Support for special protocols, Nat multiple-instance, Low-priority address pool – H3C Technologies H3C SecBlade FW Cards User Manual
Page 12
5
Support for special protocols
Besides basic address translation functions, NAT also provides a perfect application layer gateway (ALG)
mechanism that supports address/port translation for some special application protocols (IP addresses
or port numbers contained in such protocol messages may need address translation) without requiring
the NAT platform to be modified, featuring high scalability.
The special protocols that NAT supports include: File Transfer Protocol (FTP), Point-to-Point Tunneling
Protocol (PPTP), Internet Control Message Protocol (ICMP), Domain Name System (DNS), Internet Locator
Service (ILS), Real-Time Streaming Protocol (RTSP), H.323, Session Initiation Protocol (SIP), Netmeeting
3.01, and NetBIOS over TCP/IP (NBT).
NOTE:
The firewall supports FTP and DNS.
NAT multiple-instance
This feature allows users from different VPNs to access external networks through the same outbound
interface. It also allows them to have the same internal address. NAT multiple-instance operates as
follows:
When a VPN host sends a packet to a public host, NAT replaces its private source IP address and port
number with a public IP address and port number, and records the NAT entry with the relevant VPN
information, such as the protocol type and router distinguisher (RD). When a response packet arrives, the
NAT gateway translates its public destination IP address and port number to the private ones and sends
it to the VPN host. Both NAT and NAPT support multiple-instance.

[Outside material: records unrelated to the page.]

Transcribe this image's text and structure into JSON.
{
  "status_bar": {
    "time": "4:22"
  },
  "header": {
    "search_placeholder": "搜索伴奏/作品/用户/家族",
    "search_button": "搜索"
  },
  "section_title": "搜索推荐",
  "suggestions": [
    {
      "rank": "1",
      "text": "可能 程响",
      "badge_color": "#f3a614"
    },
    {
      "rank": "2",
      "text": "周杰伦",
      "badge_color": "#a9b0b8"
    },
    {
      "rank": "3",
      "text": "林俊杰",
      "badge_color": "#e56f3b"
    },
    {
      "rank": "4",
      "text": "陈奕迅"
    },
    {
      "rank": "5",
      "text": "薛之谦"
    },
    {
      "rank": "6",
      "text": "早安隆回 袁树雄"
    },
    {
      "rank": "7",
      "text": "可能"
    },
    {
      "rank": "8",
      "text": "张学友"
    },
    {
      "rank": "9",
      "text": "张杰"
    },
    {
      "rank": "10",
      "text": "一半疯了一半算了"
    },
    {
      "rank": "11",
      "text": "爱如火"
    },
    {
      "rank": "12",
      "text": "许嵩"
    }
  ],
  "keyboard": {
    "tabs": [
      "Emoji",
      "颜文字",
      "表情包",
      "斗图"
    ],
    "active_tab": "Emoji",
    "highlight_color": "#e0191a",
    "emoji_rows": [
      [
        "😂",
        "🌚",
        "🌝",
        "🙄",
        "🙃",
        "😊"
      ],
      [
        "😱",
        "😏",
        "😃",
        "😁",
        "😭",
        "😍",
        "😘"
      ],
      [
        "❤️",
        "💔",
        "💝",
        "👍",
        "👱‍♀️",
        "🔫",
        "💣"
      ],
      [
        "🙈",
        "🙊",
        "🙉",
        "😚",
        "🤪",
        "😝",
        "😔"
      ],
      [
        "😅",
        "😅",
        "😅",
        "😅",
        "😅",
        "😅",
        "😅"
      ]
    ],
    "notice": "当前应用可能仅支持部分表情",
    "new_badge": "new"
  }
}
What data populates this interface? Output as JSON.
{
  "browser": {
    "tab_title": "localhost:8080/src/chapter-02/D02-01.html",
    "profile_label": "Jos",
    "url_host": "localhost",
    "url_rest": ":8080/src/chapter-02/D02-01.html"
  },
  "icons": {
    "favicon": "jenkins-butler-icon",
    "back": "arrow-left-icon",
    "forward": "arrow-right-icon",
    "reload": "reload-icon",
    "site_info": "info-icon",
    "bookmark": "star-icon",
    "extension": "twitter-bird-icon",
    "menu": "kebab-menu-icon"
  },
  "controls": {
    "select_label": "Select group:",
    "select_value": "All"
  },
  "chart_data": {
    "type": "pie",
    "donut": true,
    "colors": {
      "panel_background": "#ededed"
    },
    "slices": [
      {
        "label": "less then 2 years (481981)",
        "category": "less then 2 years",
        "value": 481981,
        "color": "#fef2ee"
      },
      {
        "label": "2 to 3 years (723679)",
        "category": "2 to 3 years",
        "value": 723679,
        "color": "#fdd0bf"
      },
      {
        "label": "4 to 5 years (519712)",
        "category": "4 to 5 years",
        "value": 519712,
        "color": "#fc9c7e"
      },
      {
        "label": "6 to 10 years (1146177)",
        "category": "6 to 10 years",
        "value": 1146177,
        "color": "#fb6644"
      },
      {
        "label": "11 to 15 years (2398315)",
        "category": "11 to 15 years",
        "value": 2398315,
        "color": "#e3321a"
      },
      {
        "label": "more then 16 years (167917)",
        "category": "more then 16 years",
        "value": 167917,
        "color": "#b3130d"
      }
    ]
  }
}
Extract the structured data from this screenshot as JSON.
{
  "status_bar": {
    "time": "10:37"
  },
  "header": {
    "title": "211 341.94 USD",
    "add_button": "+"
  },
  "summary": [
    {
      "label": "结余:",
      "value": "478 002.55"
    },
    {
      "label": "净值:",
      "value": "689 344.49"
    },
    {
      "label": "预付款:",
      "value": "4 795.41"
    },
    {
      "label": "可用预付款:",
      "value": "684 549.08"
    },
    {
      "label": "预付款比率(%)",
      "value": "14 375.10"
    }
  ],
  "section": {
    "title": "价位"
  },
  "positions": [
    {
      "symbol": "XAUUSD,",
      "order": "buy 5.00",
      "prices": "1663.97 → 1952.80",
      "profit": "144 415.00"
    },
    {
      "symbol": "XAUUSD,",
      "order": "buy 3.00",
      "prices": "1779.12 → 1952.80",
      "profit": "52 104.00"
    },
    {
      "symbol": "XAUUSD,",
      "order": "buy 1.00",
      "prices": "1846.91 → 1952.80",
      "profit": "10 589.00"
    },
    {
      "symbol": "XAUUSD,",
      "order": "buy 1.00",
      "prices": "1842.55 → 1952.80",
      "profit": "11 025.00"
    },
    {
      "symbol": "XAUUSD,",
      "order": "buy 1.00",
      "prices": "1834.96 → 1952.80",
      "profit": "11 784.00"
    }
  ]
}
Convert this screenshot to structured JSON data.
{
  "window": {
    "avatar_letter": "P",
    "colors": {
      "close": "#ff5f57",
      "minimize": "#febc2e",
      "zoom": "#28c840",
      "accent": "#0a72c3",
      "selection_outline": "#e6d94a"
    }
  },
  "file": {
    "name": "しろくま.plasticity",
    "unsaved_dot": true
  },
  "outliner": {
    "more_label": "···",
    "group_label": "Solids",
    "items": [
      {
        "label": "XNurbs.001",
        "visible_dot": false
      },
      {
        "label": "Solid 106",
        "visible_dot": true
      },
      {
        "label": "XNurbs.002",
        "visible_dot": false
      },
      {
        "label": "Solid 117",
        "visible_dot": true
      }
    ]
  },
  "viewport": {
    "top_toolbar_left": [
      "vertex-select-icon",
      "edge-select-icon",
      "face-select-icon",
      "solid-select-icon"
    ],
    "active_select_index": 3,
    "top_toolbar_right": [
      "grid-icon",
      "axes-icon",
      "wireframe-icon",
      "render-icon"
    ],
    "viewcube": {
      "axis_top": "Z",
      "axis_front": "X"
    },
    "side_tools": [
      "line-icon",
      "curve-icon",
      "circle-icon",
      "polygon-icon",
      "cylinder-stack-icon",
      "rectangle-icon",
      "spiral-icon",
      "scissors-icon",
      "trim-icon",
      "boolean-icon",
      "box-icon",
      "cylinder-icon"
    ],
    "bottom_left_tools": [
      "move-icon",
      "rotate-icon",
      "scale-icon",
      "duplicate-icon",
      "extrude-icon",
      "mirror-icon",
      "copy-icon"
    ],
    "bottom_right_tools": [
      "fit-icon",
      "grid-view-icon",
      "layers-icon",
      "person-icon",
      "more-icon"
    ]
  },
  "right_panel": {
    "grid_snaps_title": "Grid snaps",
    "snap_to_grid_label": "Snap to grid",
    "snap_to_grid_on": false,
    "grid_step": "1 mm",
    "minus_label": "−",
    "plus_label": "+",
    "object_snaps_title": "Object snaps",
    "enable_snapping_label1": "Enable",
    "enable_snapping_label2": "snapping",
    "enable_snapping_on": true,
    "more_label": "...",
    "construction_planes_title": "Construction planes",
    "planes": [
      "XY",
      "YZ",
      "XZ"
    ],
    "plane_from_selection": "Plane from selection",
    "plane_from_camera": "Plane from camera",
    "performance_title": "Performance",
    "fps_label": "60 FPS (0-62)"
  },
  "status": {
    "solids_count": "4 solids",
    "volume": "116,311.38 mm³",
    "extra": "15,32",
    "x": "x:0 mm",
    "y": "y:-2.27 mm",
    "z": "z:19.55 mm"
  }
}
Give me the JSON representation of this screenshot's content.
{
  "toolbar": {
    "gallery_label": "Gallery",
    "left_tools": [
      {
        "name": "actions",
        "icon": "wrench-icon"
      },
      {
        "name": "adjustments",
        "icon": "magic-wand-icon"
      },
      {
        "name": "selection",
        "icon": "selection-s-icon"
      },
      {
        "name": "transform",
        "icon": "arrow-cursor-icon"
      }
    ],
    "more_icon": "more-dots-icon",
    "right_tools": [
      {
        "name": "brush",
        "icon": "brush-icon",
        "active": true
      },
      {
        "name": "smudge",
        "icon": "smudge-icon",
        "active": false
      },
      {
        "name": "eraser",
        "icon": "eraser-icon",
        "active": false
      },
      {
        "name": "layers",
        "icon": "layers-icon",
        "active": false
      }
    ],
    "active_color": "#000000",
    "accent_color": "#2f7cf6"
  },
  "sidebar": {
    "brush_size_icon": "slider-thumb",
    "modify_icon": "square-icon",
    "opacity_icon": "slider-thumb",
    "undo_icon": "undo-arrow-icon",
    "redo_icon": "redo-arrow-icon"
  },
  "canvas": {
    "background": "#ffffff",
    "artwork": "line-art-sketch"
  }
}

NAT also supports internal server multiple-instance to allow external users to access VPN hosts. For
example, in VPN 1, a Web server has a private address of 10.110.1.1. You can assign public IP address
202.110.10.20 to the server on the NAT device so that Internet hosts can access it.
Low-priority address pool
An address pool is a set of consecutive public IP addresses. A NAT gateway selects addresses from the
address pool and uses them as the translated source addresses.
When two devices in a stateful failover implementation carry out NAT, identical address pools must be
configured on both devices, helping ensure that service traffic is successfully taken over by the other
device if one device fails. However, if the devices select the same IP addresses from their address pool
and assign them the same port numbers, reverse sessions on the two devices are the same. As a result,
session data cannot be backed up between the devices.
To solve the problem, the low-priority address pool attribute is introduced to NAT. You can configure
address pools on the two devices to have different priorities. For example, suppose that two addresses
pools, 100.0.0.1 through 100.0.0.5 (A), and 100.0.0.6 through 100.0.0.10 (B), are configured on the
two devices. You can configure A as the low-priority address pool on a device and configure B as the
low-priority address pool on the other device. Because addresses in the low-priority address pool are not
selected by NAT. The two devices use different addresses as translated source addresses, and thus
session data can be backed up successfully.
NOTE:
For information about stateful failover configuraiton, see the
High Availability Configuration Guide.